Writ petition filed to determine
the compensation of compensation to be paid to the husband of the deceased. By
applying the multiplier method, compensation of Rs.6,62,000 was awarded to be
paid within 30 days from receipt of the order and if not paid within the said
time-limit interest at the rate of 12% p.a. would be charged.
In
Samira Kohli v. Dr.
Prabha Manchanda & Anr[10],
the doctor was ordered to refund
all payments received from the patient with interest @ 10% p.a. from the date
of payment till the date of re-payment along with a sum of Rs.25,000/- as
compensation. It was alleged that the doctor was negligent in
treating the patient and removed her uterus and ovaries without her consent. Consent
was given by patient only for diagnostic procedure and not for therapeutic
treatment. Performing of a different surgery was held to be an unauthorized
invasion and interference with the patient’s body, which amounted to deficiency
in service.
Damages for negligence
valued at Rs.10,00,000/- and interest @ 6% p.a. from date of judgment to date
of payment by the Bombay High Court in Anita
Nagindas Parekh and Others v.. Dr. Anil C. Pinto.[11] Doctor was held
responsible for negligence while conducting the surgery, which lead to the
death of the patient.
The Delhi High Court awarded
Rs.12,47,488 is awarded as damages, along with interest at the rate of 10% p.a.

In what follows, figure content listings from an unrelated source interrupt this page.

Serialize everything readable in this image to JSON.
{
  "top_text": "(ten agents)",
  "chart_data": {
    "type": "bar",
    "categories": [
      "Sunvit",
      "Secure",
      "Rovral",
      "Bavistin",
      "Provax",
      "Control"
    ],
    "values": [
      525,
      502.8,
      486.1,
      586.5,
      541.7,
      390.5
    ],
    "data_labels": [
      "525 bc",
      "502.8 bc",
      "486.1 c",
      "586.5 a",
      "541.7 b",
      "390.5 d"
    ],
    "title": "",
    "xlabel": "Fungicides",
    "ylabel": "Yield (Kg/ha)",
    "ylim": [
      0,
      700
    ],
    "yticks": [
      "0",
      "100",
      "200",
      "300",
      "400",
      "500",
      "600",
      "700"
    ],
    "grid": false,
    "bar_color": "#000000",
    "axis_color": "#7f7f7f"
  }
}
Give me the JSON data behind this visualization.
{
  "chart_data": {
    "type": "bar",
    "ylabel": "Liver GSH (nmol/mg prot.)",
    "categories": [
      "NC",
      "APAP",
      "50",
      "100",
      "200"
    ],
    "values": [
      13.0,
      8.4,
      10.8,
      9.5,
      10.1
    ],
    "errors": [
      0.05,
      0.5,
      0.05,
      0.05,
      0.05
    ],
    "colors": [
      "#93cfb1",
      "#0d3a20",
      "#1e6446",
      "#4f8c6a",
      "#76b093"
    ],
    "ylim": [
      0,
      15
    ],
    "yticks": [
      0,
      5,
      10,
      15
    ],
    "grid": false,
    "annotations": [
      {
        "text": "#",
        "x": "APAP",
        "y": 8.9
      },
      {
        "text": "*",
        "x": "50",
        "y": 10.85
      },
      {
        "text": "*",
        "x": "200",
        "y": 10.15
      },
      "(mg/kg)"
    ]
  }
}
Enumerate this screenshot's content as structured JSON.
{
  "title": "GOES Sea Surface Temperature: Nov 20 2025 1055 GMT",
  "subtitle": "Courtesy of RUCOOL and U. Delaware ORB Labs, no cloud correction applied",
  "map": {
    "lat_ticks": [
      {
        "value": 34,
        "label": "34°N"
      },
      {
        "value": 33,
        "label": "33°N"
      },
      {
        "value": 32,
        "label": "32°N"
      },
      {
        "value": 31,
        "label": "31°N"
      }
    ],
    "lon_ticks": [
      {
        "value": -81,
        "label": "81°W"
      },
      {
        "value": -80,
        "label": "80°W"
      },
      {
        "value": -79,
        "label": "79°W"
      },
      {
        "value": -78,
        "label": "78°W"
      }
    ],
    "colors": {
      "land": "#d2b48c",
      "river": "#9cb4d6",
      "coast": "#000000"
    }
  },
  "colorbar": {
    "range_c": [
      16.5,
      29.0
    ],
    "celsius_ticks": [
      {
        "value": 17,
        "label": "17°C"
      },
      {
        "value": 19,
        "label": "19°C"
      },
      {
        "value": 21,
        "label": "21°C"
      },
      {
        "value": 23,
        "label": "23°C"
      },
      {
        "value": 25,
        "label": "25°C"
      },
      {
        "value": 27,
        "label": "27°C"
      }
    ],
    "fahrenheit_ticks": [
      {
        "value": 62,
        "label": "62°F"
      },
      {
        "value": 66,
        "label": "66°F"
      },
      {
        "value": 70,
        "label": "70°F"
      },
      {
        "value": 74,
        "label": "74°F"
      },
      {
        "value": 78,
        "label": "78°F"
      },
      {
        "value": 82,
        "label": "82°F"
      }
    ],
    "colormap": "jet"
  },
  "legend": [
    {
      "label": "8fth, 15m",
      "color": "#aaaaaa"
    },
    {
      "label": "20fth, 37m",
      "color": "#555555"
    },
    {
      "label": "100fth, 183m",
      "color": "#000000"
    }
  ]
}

on Rs.10,47,488 with effect from March 1, 2000 till payment is made and on Rs.2
lakhs from the date of the judgment till payment is made in Sudha
Garg v. Union of India and Ors[12].
Negligence
in performance of UGIE (Upper Gastro Intestinal Endoscopy) resulting in damage
to esophagus, leading to infection in lungs and pus formation. Failure in both
diagnosis and treatment amounted to negligence.
Failure of tubectomy operation was
considered a deficient service in State
of Haryana and Ors v. Sudesh[13]. Negligence of doctor was established
and damages granted. Aggrieved by the order, appeal was made to the High Court.
Appeal was dismissed. Damages to the tune of Rs.1 lakh were awarded.